According to IDEO, design thinking “brings together what is desirable from a human point of view with what is technologically feasible and economically viable”. In fact, successful products sit at the centre of these three criteria:
- Desirability, a product that people want or need
- Feasibility, a product that can be created with new or existing technology
- Viability, a product that will be profitable
Together these three criteria create the ideal conditions for innovation. However, designing, building and launching the product becomes riskier if a product doesn’t check one or more of these boxes. To make sure your product is desirable, feasible and viable you need to perform research and review your ideas early in the design process to determine if your product idea meets each of these criteria.
In this post we’ll define desirability, feasibility and viability and provide examples to illustrate how these criteria keep you on the right track when designing any product.
Products that meet the criteria of desirability are wanted or needed by customers or users. After all, if you haven’t come up with a product someone is willing to buy, you won’t make any money from it. To ensure the desirability of your product, it has to solve a problem for someone in a way that’s intuitive and pleasing.
Many companies don’t have employees who think like designers. Therefore, they tend to focus on a product’s viability and feasibility while overlooking its desirability. This is a big mistake as it could contribute to people not using the company’s latest product.
That’s where UX designers come in. UX designers are experts at determining if a product is desirable. In particular, performing UX research early in the design process can help UX designers determine if a product idea is solving a real problem for people. UX research can also help UX designers figure out if there’s a more important problem users need solved and if a product should then be refocused.
Example: Instagram Reels
For example, Instagram built a reputation as a great place to share still images, yet recently it introduced Reels, a feature that promote video over still images. The company implemented these features so it could compete with the video-centric app TikTok. As a result, the features that were introduced were viable because there was a clear business case for them.
They were intended to take away users from TikTok and increase Instagram’s user base – two outcomes that would be economically beneficial to the company. The video features were feasible because Instagram was capable of building them quickly and without spending too much money to do so.However, once Instagram launched its new video features, it quickly became clear that they weren’t desirable.
Instagram users didn’t want or need the platform they used to share still photos to become a repository for video instead. They already had TikTok for that.

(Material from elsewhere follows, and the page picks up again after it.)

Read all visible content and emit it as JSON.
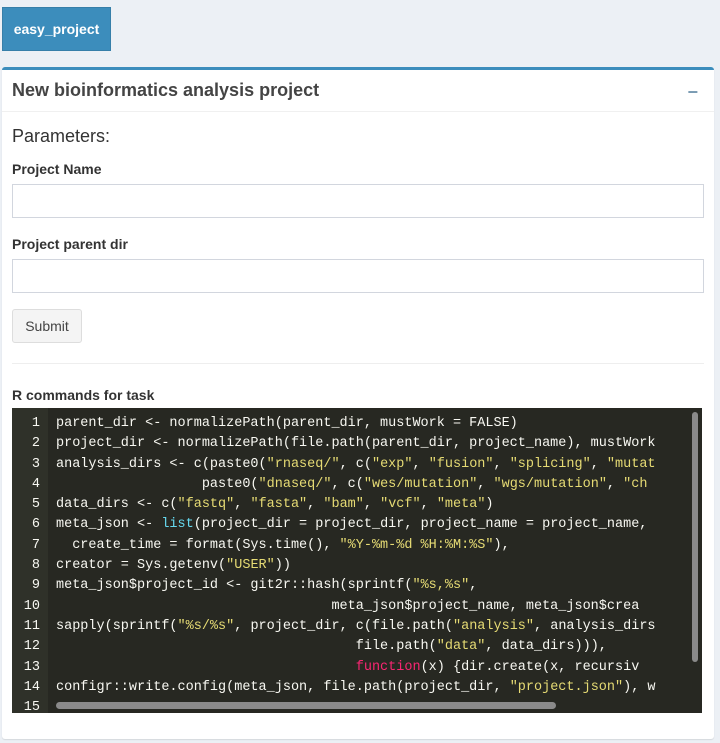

Instagram’s new video features led to a backlash among its existing users, not the increase in new users and increase in engagement Instagram had hoped for. In other words, Instagram was solving a problem that users didn’t really have and its video features were rejected because of it.
It’s only once we know we’re solving the right user problem that we can delve deeper into the design process but the quest for desirability doesn’t stop there.

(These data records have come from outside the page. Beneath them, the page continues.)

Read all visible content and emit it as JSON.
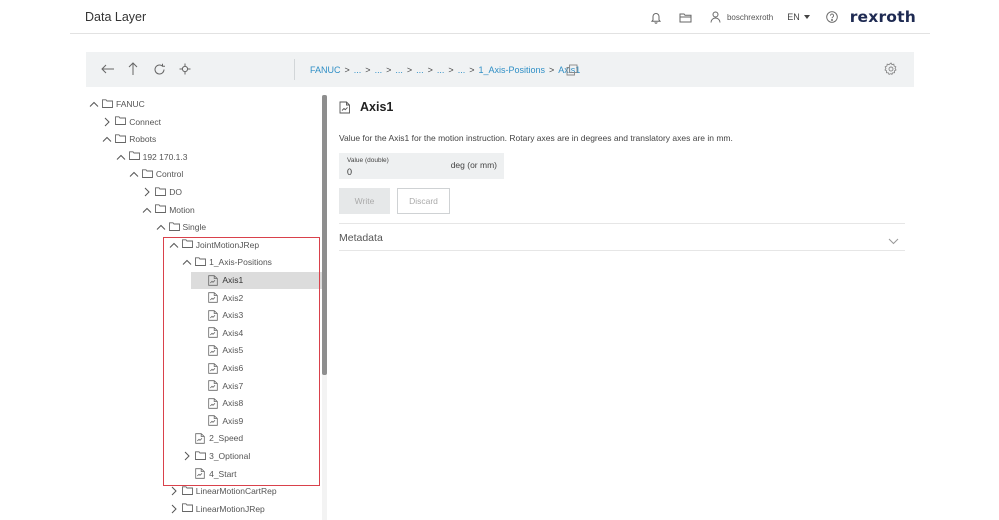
{
  "header": {
    "title": "Data Layer",
    "username": "boschrexroth",
    "language": "EN",
    "brand": "rexroth",
    "icons": [
      "bell-icon",
      "folder-open-icon",
      "user-icon",
      "chevron-down-icon",
      "help-icon"
    ]
  },
  "toolbar": {
    "icons": [
      "arrow-left-icon",
      "arrow-up-icon",
      "refresh-icon",
      "locate-icon"
    ],
    "breadcrumb": [
      "FANUC",
      "...",
      "...",
      "...",
      "...",
      "...",
      "...",
      "1_Axis-Positions",
      "Axis1"
    ],
    "separator": ">",
    "copy_icon": "copy-icon",
    "settings_icon": "gear-icon"
  },
  "tree": {
    "nodes": [
      {
        "label": "FANUC",
        "expander": "expanded",
        "icon": "folder"
      },
      {
        "label": "Connect",
        "expander": "collapsed",
        "icon": "folder"
      },
      {
        "label": "Robots",
        "expander": "expanded",
        "icon": "folder"
      },
      {
        "label": "192 170.1.3",
        "expander": "expanded",
        "icon": "folder"
      },
      {
        "label": "Control",
        "expander": "expanded",
        "icon": "folder"
      },
      {
        "label": "DO",
        "expander": "collapsed",
        "icon": "folder"
      },
      {
        "label": "Motion",
        "expander": "expanded",
        "icon": "folder"
      },
      {
        "label": "Single",
        "expander": "expanded",
        "icon": "folder"
      },
      {
        "label": "JointMotionJRep",
        "expander": "expanded",
        "icon": "folder"
      },
      {
        "label": "1_Axis-Positions",
        "expander": "expanded",
        "icon": "folder"
      },
      {
        "label": "Axis1",
        "expander": "none",
        "icon": "node",
        "selected": true
      },
      {
        "label": "Axis2",
        "expander": "none",
        "icon": "node"
      },
      {
        "label": "Axis3",
        "expander": "none",
        "icon": "node"
      },
      {
        "label": "Axis4",
        "expander": "none",
        "icon": "node"
      },
      {
        "label": "Axis5",
        "expander": "none",
        "icon": "node"
      },
      {
        "label": "Axis6",
        "expander": "none",
        "icon": "node"
      },
      {
        "label": "Axis7",
        "expander": "none",
        "icon": "node"
      },
      {
        "label": "Axis8",
        "expander": "none",
        "icon": "node"
      },
      {
        "label": "Axis9",
        "expander": "none",
        "icon": "node"
      },
      {
        "label": "2_Speed",
        "expander": "none",
        "icon": "node"
      },
      {
        "label": "3_Optional",
        "expander": "collapsed",
        "icon": "folder"
      },
      {
        "label": "4_Start",
        "expander": "none",
        "icon": "node"
      },
      {
        "label": "LinearMotionCartRep",
        "expander": "collapsed",
        "icon": "folder"
      },
      {
        "label": "LinearMotionJRep",
        "expander": "collapsed",
        "icon": "folder"
      }
    ]
  },
  "detail": {
    "title": "Axis1",
    "description": "Value for the Axis1 for the motion instruction. Rotary axes are in degrees and translatory axes are in mm.",
    "value_label": "Value (double)",
    "value": "0",
    "unit": "deg (or mm)",
    "write_label": "Write",
    "discard_label": "Discard",
    "metadata_label": "Metadata"
  },
  "colors": {
    "accent": "#2f8fc6",
    "brand": "#1e2a52",
    "highlight": "#d9414b",
    "toolbar_bg": "#f0f2f3",
    "selected_bg": "#dcdcdc"
  }
}
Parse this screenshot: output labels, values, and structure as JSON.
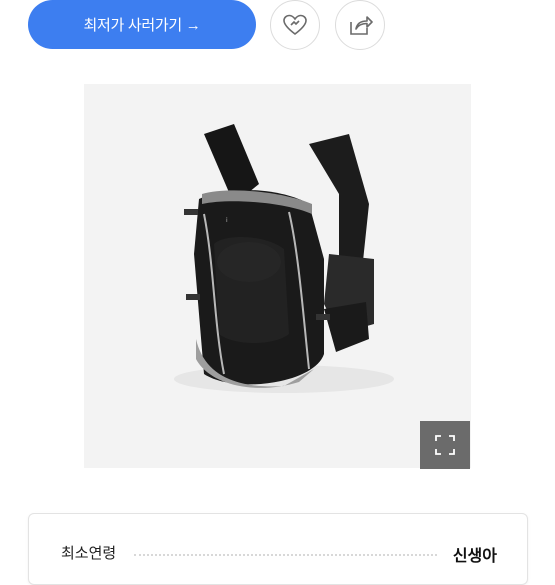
{
  "actions": {
    "cta_label": "최저가 사러가기 →"
  },
  "icons": {
    "like": "heart-icon",
    "share": "share-icon",
    "expand": "expand-icon"
  },
  "colors": {
    "accent": "#3d7ef0",
    "product_bg": "#f3f3f3"
  },
  "info": {
    "label": "최소연령",
    "value": "신생아"
  }
}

We need to continue to make sure we’re creating a desirable product by ensuring our solution actually solves the problem we intend and that it does so in a way that will create a positive experience for users. When we’ve done each of these things, as seen in the diagram below, that we’ve achieved desirability.
Feasibility means a product can be built, either by the company that came up with the idea for the product or a third-party that has the technological know-how. In order for a product to be feasible, the company must be confident that the technology needed to build the product can be developed. They also have to be confident that it can be done so in a reasonable time-frame and at a price point that ensures the product remains viable.
Feasibility doesn’t focus solely on whether or not the technology can be implemented. It also depends on whether new team members need to build the product, if the new technology could benefit the company’s other products and whether the product can be distributed in a way that will ensure it reaches the right customers.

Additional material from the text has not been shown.